Artist and storytellers working together outdoors, analysing papercut pieces while planning narratives.
Process

Shaping stories for Wild Wings of Hope

I’ve been collaborating with two traditional storytellers whose practices bring together folklore, ecology, and rhythm within Wild Wings of Hope.

Chief Gift Amu and Cara Silversmith, with cultural roots in Africa and Scotland respectively, bring complementary skills to the project. They are helping to bring the migration of Swifts and Swallows to life alongside my papercut work, shaping both the narrative and participatory elements of the project.

Together, we will bridge local and global stories of migration, biodiversity, and belonging to engage diverse audiences across community settings and care environments through interactive storytelling that is accessible for all ages.

Master storyteller chief Gift Amu in the National Museum of Scotland Grand Gallery
Gift Amu and Cara Silversmith have joined as collaborating storytellers
Scottish storyteller Cara Silversmith in the National Museum of Scotland Grand Gallery

Gift Amu: contributing rhythm & Sankofa

Gift Amu is a musician, master folklorist,  and performance artist whose work draws on oral traditions, embodied storytelling, and cultural frameworks rooted in his Ghanaian heritage.

Chief Gift Amu has introduced a powerful guiding concept to our collaboration: Sankofa.

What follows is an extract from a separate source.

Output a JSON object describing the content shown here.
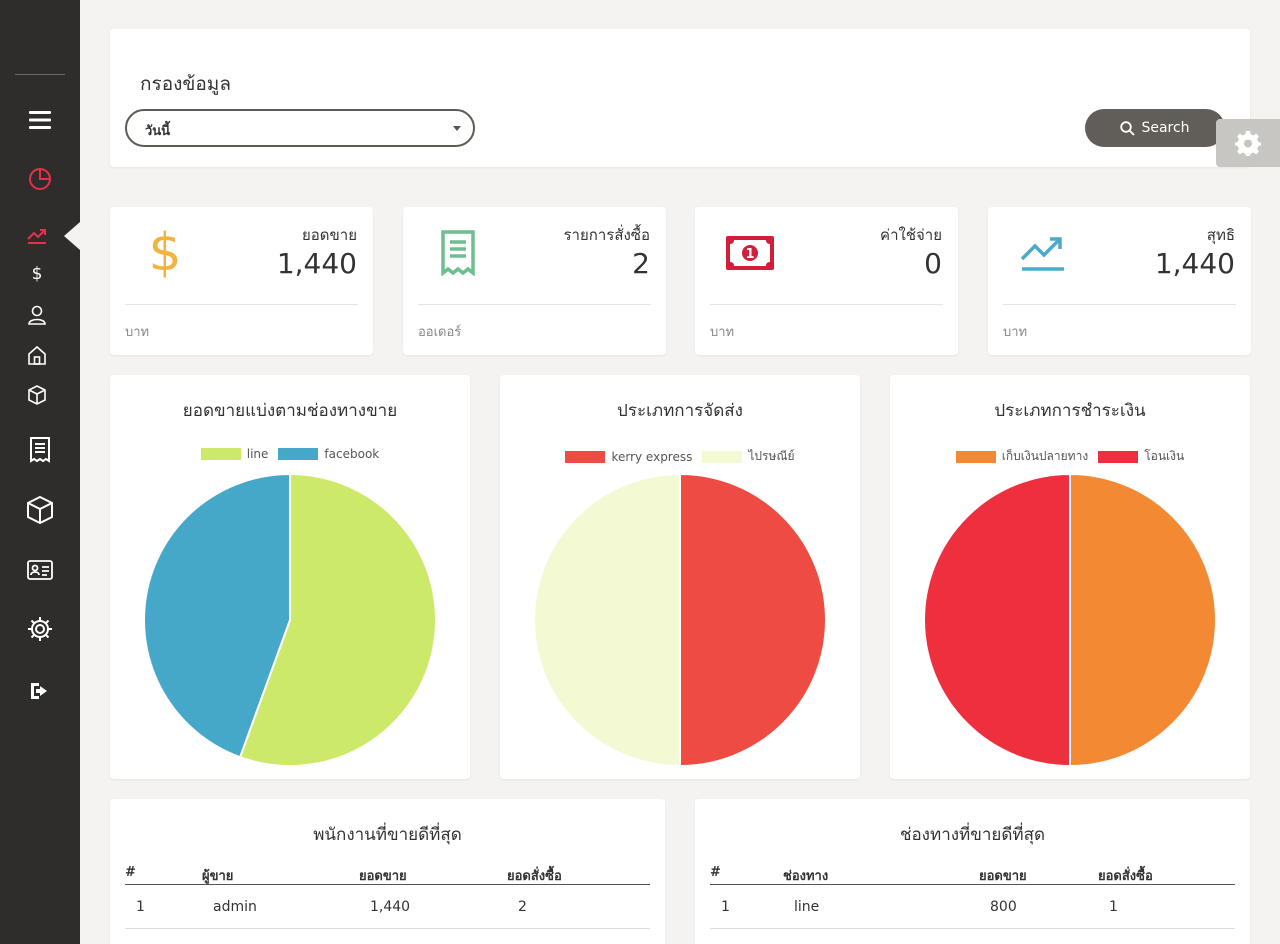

Rooted in the traditions of the Akan people of Ghana, Sankofa is represented by a bird whose feet face forward while its head turns back, holding an egg gently in its beak. Gift explained its meaning clearly: “Sankofa translates to ‘go back and fetch it’. We must collectively look back to where we came from—only by returning to what has been left behind can we understand the present and shape the future.

Two storytellers talking with an artist inside a museum gallery during a planning discussion.
Storytellers Gift Amu and Cara Silversmith in conversation with artist Ed Harrison during planning at the National Museum of Scotland.

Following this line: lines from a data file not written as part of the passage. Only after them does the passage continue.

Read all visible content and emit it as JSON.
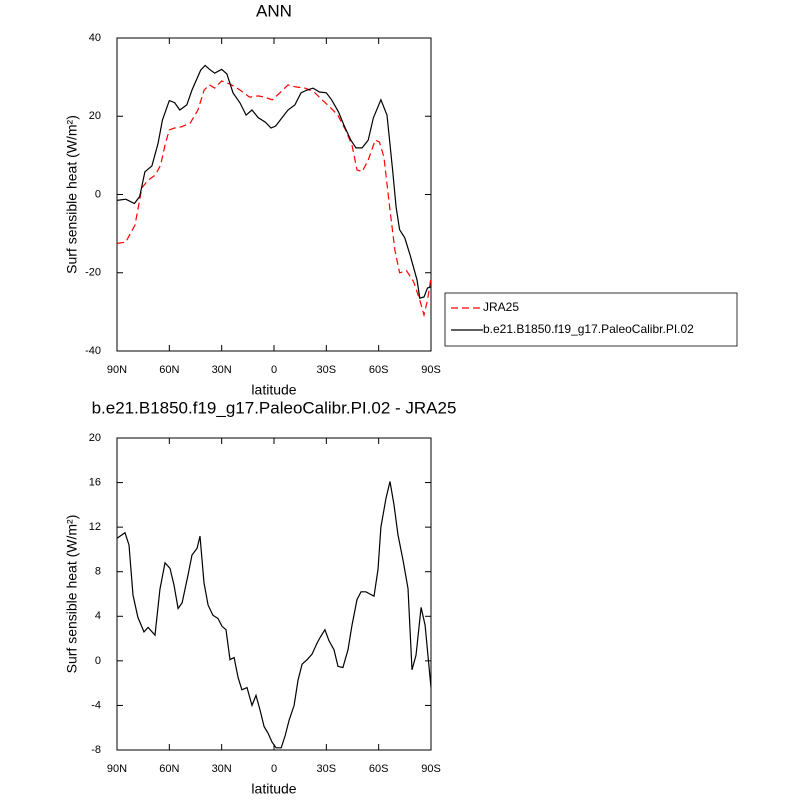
{
  "chart_data": [
    {
      "type": "line",
      "title": "ANN",
      "x_label": "latitude",
      "y_label": "Surf sensible heat (W/m²)",
      "xlim": [
        90,
        -90
      ],
      "xticks": [
        {
          "value": 90,
          "label": "90N"
        },
        {
          "value": 60,
          "label": "60N"
        },
        {
          "value": 30,
          "label": "30N"
        },
        0,
        {
          "value": -30,
          "label": "30S"
        },
        {
          "value": -60,
          "label": "60S"
        },
        {
          "value": -90,
          "label": "90S"
        }
      ],
      "ylim": [
        -40,
        40
      ],
      "yticks": [
        -40,
        -20,
        0,
        20,
        40
      ],
      "legend": "right",
      "series": [
        {
          "name": "JRA25",
          "color": "#ff0000",
          "style": "dashed",
          "x": [
            90,
            85,
            79.7,
            75.7,
            72,
            68,
            65,
            62.5,
            60,
            57,
            53,
            48,
            43.6,
            40,
            37,
            34,
            30,
            25,
            19.5,
            14,
            9,
            5.7,
            1,
            -3.4,
            -8,
            -12.5,
            -17.8,
            -23,
            -27.5,
            -32,
            -36.6,
            -41,
            -44.7,
            -47.6,
            -50.5,
            -54,
            -58,
            -60.4,
            -63,
            -66.5,
            -69.3,
            -72,
            -76,
            -80,
            -83.6,
            -86,
            -88,
            -90
          ],
          "values": [
            -12.5,
            -12.2,
            -7.8,
            1.7,
            3.7,
            5,
            7.5,
            12.6,
            16.5,
            17,
            17.3,
            18.3,
            21.6,
            26.7,
            28,
            27.2,
            29,
            28.2,
            26.7,
            24.9,
            25.2,
            24.9,
            24.2,
            26,
            28,
            27.5,
            27.2,
            26.2,
            24.2,
            22.4,
            20.3,
            16.5,
            12.6,
            6.3,
            5.8,
            8.8,
            13.9,
            13.4,
            9.6,
            -4,
            -14.2,
            -20,
            -19.5,
            -22.3,
            -27,
            -30.8,
            -27,
            -21.3
          ]
        },
        {
          "name": "b.e21.B1850.f19_g17.PaleoCalibr.PI.02",
          "color": "#000000",
          "style": "solid",
          "x": [
            90,
            85,
            80,
            77,
            74,
            70,
            66.5,
            64,
            60,
            57,
            54,
            50,
            47,
            42,
            39.5,
            37,
            34,
            30,
            27,
            23.5,
            19.5,
            16,
            12.6,
            9,
            5,
            1.7,
            -1,
            -4.6,
            -8,
            -12,
            -15.5,
            -19,
            -22.4,
            -26,
            -30,
            -33,
            -37,
            -40,
            -44,
            -47,
            -50.5,
            -54,
            -57,
            -61.3,
            -64.8,
            -68,
            -70,
            -72,
            -75,
            -78,
            -82,
            -83.6,
            -86,
            -88,
            -90
          ],
          "values": [
            -1.5,
            -1.2,
            -2.3,
            -0.5,
            5.8,
            7.3,
            13,
            19,
            24,
            23.5,
            21.6,
            22.9,
            26.7,
            31.8,
            33,
            32,
            31,
            32,
            30.8,
            26,
            23.4,
            20.3,
            21.6,
            19.6,
            18.5,
            17,
            17.5,
            19.6,
            21.6,
            22.9,
            26,
            26.7,
            27.2,
            26.2,
            26,
            24.2,
            21.1,
            17.8,
            13.9,
            11.9,
            11.9,
            13.9,
            19.6,
            24.2,
            20.3,
            6.3,
            -3.2,
            -9,
            -11.1,
            -15.5,
            -21.8,
            -26.5,
            -26.2,
            -23.9,
            -23.6
          ]
        }
      ]
    },
    {
      "type": "line",
      "title": "b.e21.B1850.f19_g17.PaleoCalibr.PI.02 - JRA25",
      "x_label": "latitude",
      "y_label": "Surf sensible heat (W/m²)",
      "xlim": [
        90,
        -90
      ],
      "xticks": [
        {
          "value": 90,
          "label": "90N"
        },
        {
          "value": 60,
          "label": "60N"
        },
        {
          "value": 30,
          "label": "30N"
        },
        0,
        {
          "value": -30,
          "label": "30S"
        },
        {
          "value": -60,
          "label": "60S"
        },
        {
          "value": -90,
          "label": "90S"
        }
      ],
      "ylim": [
        -8,
        20
      ],
      "yticks": [
        -8,
        -4,
        0,
        4,
        8,
        12,
        16,
        20
      ],
      "series": [
        {
          "color": "#000000",
          "style": "solid",
          "x": [
            90,
            85.4,
            83.1,
            80.8,
            78,
            74.5,
            72.2,
            68.2,
            65.4,
            62.5,
            59.6,
            57.3,
            55,
            52.7,
            49.3,
            47,
            44.1,
            42.4,
            40.1,
            37.8,
            35,
            32.1,
            29.8,
            27.5,
            25.2,
            22.9,
            20.6,
            18.4,
            15.5,
            12.6,
            10.3,
            8,
            5.7,
            3.4,
            1.1,
            -1.2,
            -4.1,
            -6.4,
            -8.7,
            -11.5,
            -13.8,
            -16.1,
            -19,
            -21.8,
            -24.7,
            -26.4,
            -29.2,
            -31.5,
            -34.4,
            -36.7,
            -39.5,
            -42.4,
            -44.7,
            -47.6,
            -49.9,
            -52.7,
            -55,
            -57.3,
            -59.6,
            -61.3,
            -64.2,
            -66.5,
            -68.8,
            -71.1,
            -74,
            -76.8,
            -79.1,
            -81.4,
            -84.3,
            -86.6,
            -90
          ],
          "values": [
            11,
            11.5,
            10.4,
            5.9,
            3.9,
            2.6,
            3,
            2.3,
            6.4,
            8.8,
            8.3,
            6.8,
            4.7,
            5.2,
            7.7,
            9.5,
            10.1,
            11.2,
            7,
            5,
            4.1,
            3.8,
            3.1,
            2.8,
            0.1,
            0.3,
            -1.5,
            -2.6,
            -2.4,
            -4,
            -3.1,
            -4.4,
            -5.9,
            -6.5,
            -7.3,
            -7.8,
            -7.8,
            -6.7,
            -5.3,
            -4,
            -1.7,
            -0.3,
            0.1,
            0.6,
            1.6,
            2.1,
            2.8,
            1.8,
            1,
            -0.5,
            -0.6,
            1,
            3.2,
            5.5,
            6.2,
            6.2,
            6,
            5.8,
            8.2,
            12,
            14.6,
            16.1,
            14,
            11.3,
            9,
            6.5,
            -0.8,
            0.5,
            4.8,
            3.2,
            -2.4
          ]
        }
      ]
    }
  ]
}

The symbol holds particular resonance. The bird, moving forward while looking back, speaks to continuity and responsibility—progress that remains in dialogue with memory. The egg represents possibility—knowledge, memory, and potential—something fragile yet full of life, capable of becoming many things.

It is a symbol of hope.

And we are now weaving the principle of Sankofa into our project narrative.

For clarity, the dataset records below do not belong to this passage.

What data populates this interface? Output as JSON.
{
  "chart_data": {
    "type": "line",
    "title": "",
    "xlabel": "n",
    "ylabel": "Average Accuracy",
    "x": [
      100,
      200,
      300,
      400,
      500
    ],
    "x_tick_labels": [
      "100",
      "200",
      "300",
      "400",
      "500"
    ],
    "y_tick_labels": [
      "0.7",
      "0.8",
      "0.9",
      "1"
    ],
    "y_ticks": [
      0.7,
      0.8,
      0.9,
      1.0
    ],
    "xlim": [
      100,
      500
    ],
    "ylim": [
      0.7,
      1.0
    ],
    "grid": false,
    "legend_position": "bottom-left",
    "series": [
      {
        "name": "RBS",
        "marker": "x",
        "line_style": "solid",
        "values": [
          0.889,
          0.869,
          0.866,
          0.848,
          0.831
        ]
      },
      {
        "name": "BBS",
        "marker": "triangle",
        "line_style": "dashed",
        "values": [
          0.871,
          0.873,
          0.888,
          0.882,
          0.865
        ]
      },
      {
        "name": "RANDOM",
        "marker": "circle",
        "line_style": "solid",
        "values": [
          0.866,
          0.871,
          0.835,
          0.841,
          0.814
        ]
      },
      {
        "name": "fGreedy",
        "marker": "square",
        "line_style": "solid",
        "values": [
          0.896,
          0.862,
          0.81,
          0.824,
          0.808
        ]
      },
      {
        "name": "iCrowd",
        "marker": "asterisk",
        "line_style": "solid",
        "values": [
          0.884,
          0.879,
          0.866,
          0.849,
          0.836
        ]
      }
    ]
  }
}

We must collectively look back to where we came from—only by returning to what has been left behind can we understand the present and shape the future.

Chief Gift Amu

We are living in a time when the world can feel as though it is moving backwards in many ways. Systemic racism, entrenched colonial power structures, environmental misinformation, and increasingly polarised views that narrow our sense of the future.

The idea of Sankofa offers a way through.

It suggests that progress does not always mean pushing forward blindly, but taking the time to pause, look back, and reclaim what has been overlooked or forgotten.

Within Wild Wings of Hope, the principle of Sankofa becomes both a storytelling framework and a guiding philosophy: to honour what came before, to learn from it, and to carry those lessons forward with care.

Storyteller holding a papercut barn swallow mobile inside a museum gallery.
Cara holds up a Barn Swallow mobile during a rehearsal at the museum. She will be using papercuts as tactile storytelling tools during performances.

Cara Silversmith: Ecological storyteller

Cara Silversmith is a vibrant storyteller who brings the world alive through words. She weaves her deep knowledge of biodiversity into her storytelling, integrating Celtic myths rooted in themes of nature connection.

There could be no more fitting collaborator for Wild Wings of Hope.

Artist and storytellers working together outdoors, analysing papercut pieces while planning narratives.
The Wild Wings of Hope collaborators sit down to shape stories and review the papercut works.

Cara has been developing an engaging educational narrative that explores the migration of Swallows and Swifts between Scotland and Africa, as they navigate landscapes, winds, human impacts, weather systems, and fragile ecosystems.

She will also use my papercut birds as tactile storytelling tools within performances, animating a handheld Barn Swallow mobile to trace routes through the air.

As the story unfolds, the birds will move—literally bringing the migration to life.

Artist and storyteller standing in front of a world map, tracing a migration route between the UK and Africa.
Ed and Cara discussing the migration routes of Barn Swallows between the UK and Africa.
Storyteller points to Ghana on a map of Africa inside a museum gallery.
Gift Amu points to Ghana on a map of Africa, whilst sharing his cultural roots that inform his storytelling practice.

Bringing it together

Together, Gift Amu and Cara are leaning into their distinct strengths — folklore, ecology, rhythm and song — allowing a unique story to evolve across creative disciplines and cultures.

As we prepare for our upcoming autumn workshops, these shared ideas are bringing the project to life.

Through rehearsals and early trials, we are shaping an interactive performance that feels vivid and memorable — one that invites audiences not just to listen, but to participate in the magic of storytelling.

Two storytellers looking at a mobile of paper barn swallows inside a museum gallery.
Gift Amu and Cara Silversmith will deliver Wild Wings of Hope storytelling sessions at the National Museum of Scotland.